Fueron por esos años, hablamos de 1955 o 1956, cuando mis padres me llevaron a ver la versión cinematográfica de Don Quijote de la Mancha. Me refiero a la dirección de Rafael Gil, con Juan Calvo y Fernando Rey. Lloré sobre el final, con la muerte de ese hombre que tanto quise en mi vida. Esa versión volví a verla de adulto, y otras, naturalmente.

Para que el lector no entienda mal es fundamental contar que también me llevaban a ver zarzuelas al Teatro Avenida y ballet al Teatro Colón. Y por supuesto iba a nadar al club, a la cancha de Independiente y a ciertos actos callejeros donde había banderas rojas y señores con sombreros o gorras.

Esta es la razón por la cual cuando vemos en la televisión cómo proliferan los reality shows no debe extrañarnos los períodos de decadencia que venimos soportando, los ejemplos obscenos de programas que son una suerte de pornografía ideológica. En última instancia, es una situación que muestra lo corrupto y perverso de una sociedad en donde hubo desaparecidos, en donde hubo persecuciones, en donde la frivolidad permanece en el plano de la ficción. Los griegos solían decir que un esclavo es aquel que no puede decidir por él mismo. De pronto todo resulta ser escandalosamente divertido.
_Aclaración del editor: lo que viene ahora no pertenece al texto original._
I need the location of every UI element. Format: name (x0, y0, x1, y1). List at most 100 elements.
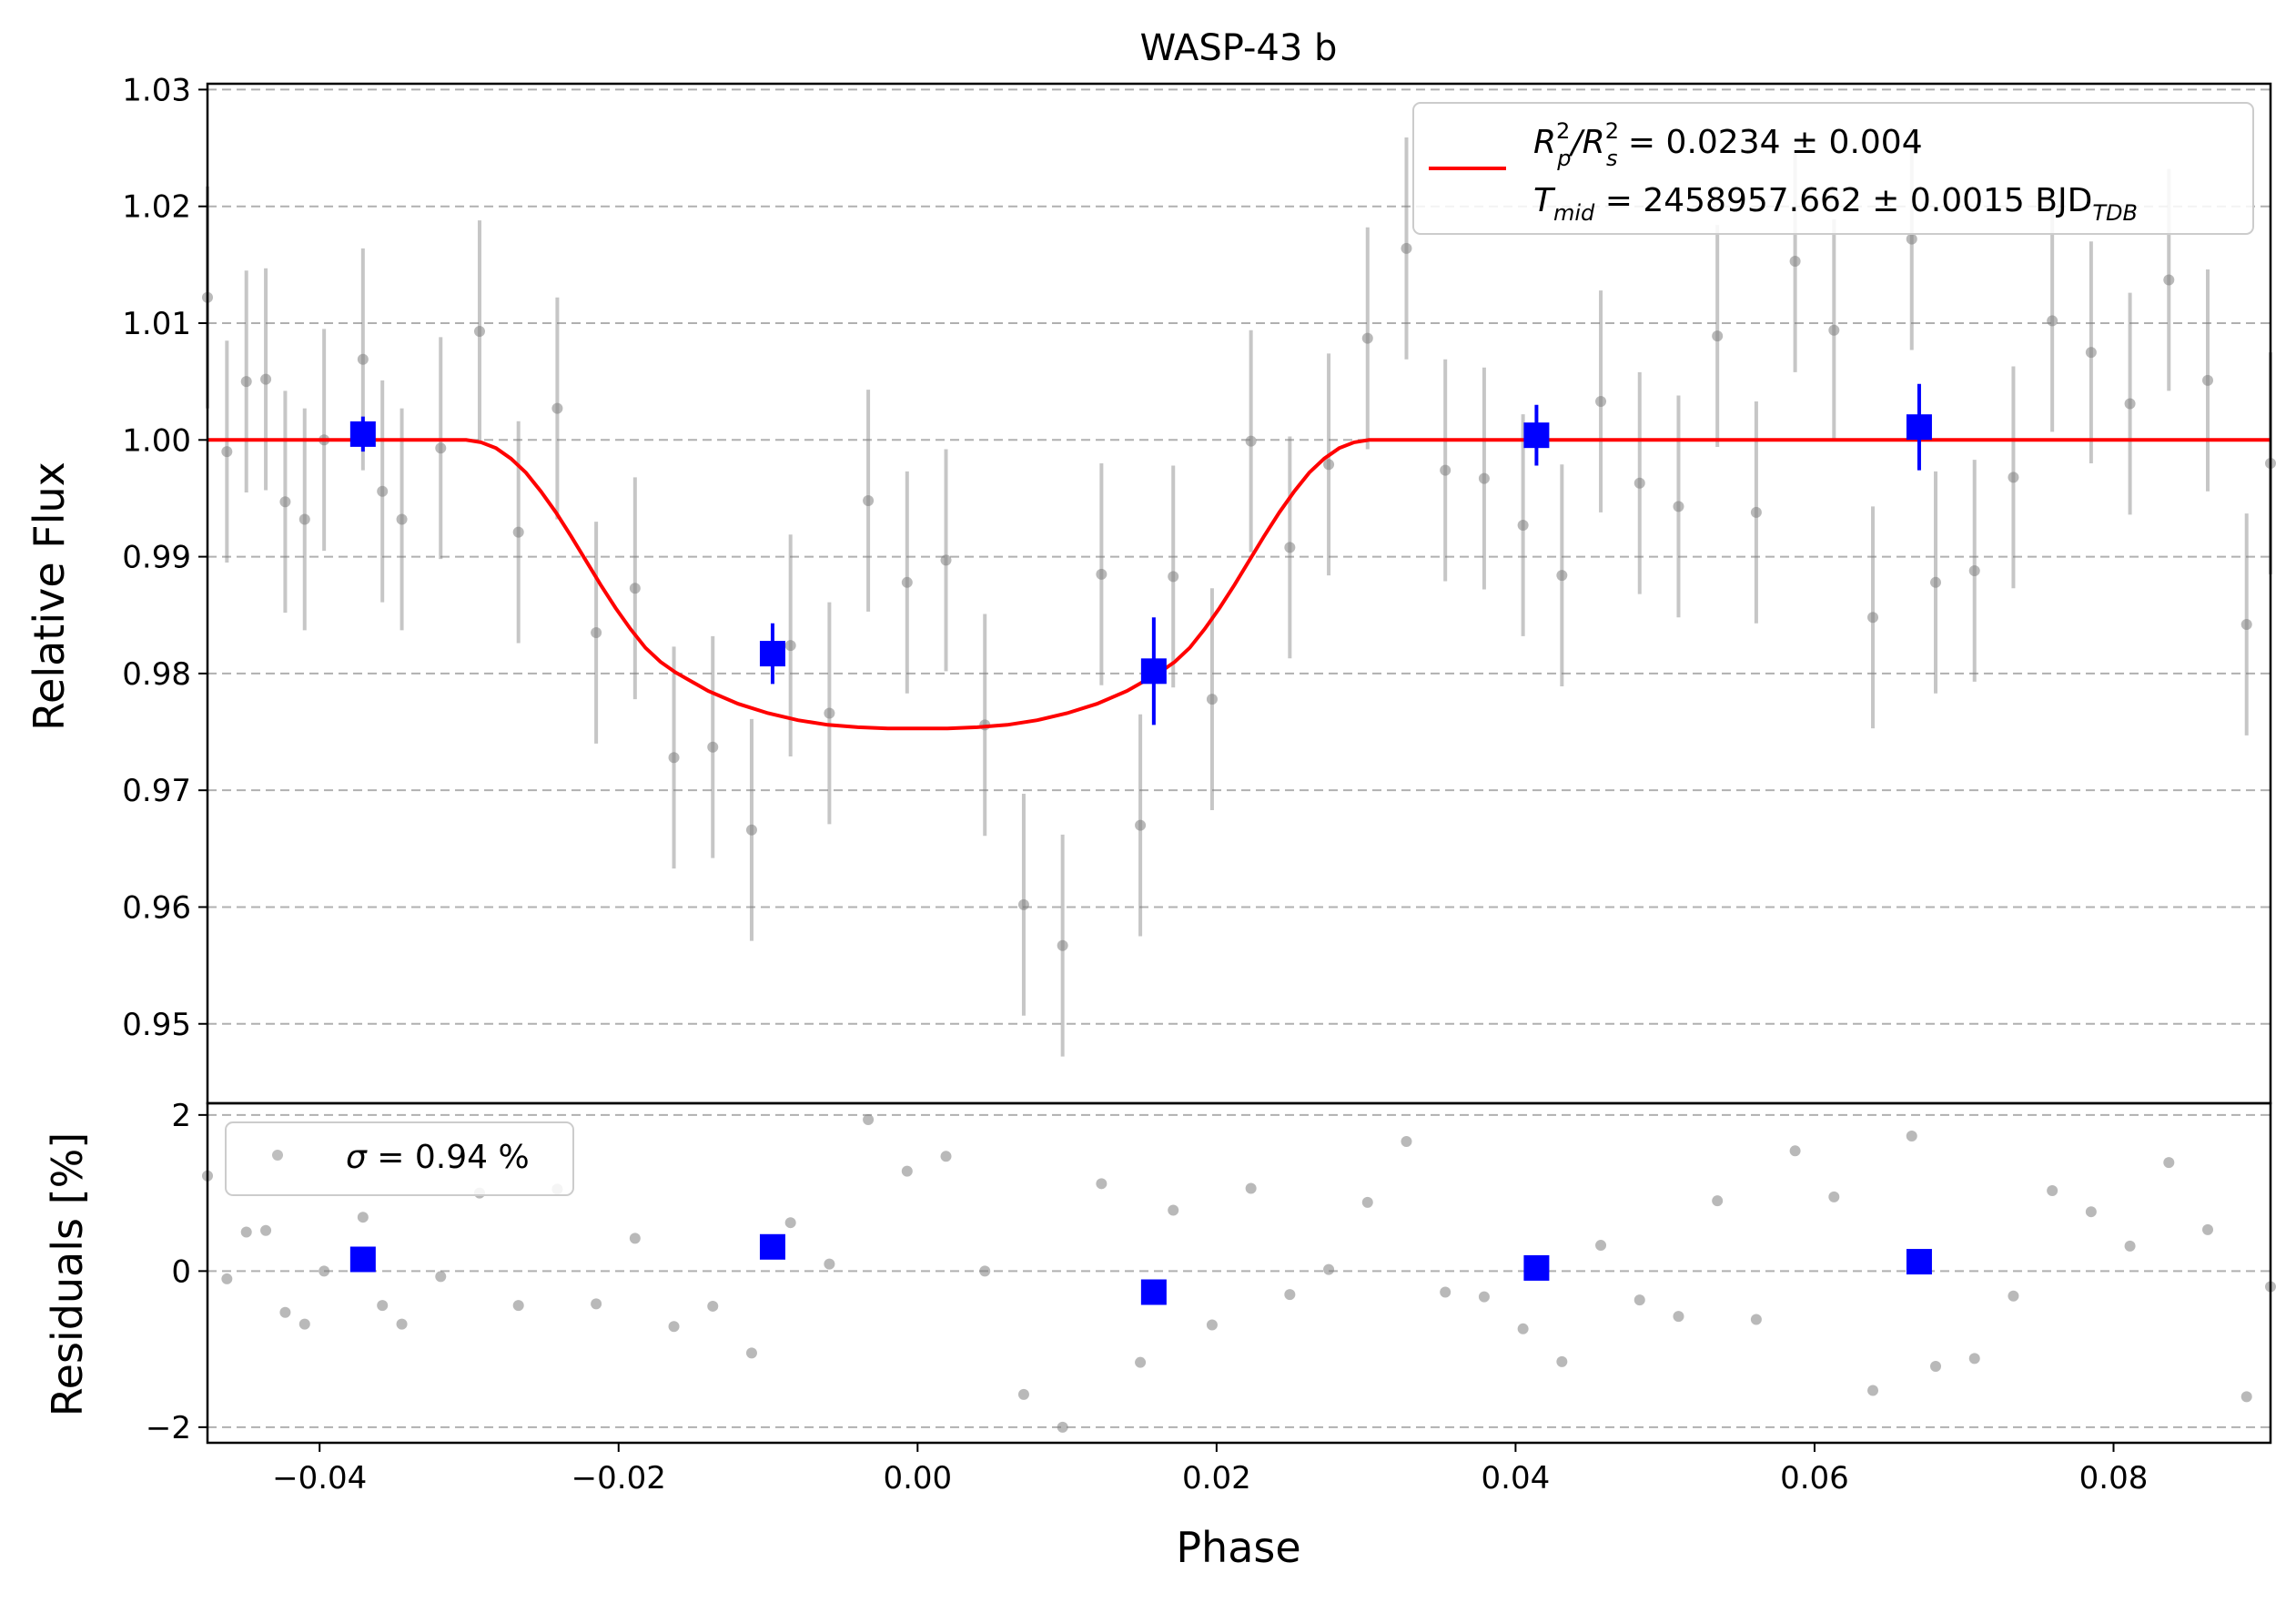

Por eso el rating tiene más importancia que la ética o la solidaridad.

La educación estética entró en mí a través de los ojos más que de los oídos. Mi educación musical -debo confesarlo- es tardía y artificial. Descubrí en mi madurez que cada uno de nosotros somos muchos. Y que no podemos ser más que ese que somos. Tal vez de allí vino mi desmesura afectiva por Pirandello o esa inquietud por las máscaras de Pessoa, sus heterónimos, esos otros escritores de sí mismo.

Todo lo visual forma parte de mi historia. Quizá por ello intenté buscar un hipotético refugio en lo poético. Al poetizar, la más inocente de las ocupaciones según Hölderlin, protege el lenguaje y la ética. Después de muchas lecturas regreso a lo mismo, a dos preceptos del pensamiento griego: conócete a ti mismo y llega a ser el que eres. Ese es el ámbito de la Belleza, de la palabra, del silencio. Desde mi niñez y adolescencia viví rodeado de libros y conductas éticas. A veces pienso que El globo rojo fue la revelación, el secreto íntimo, lo esencial. Me conmueve cada vez que la veo. O cuando escucho la música de Maurice Leroux. Tanto como Le Petit Prince.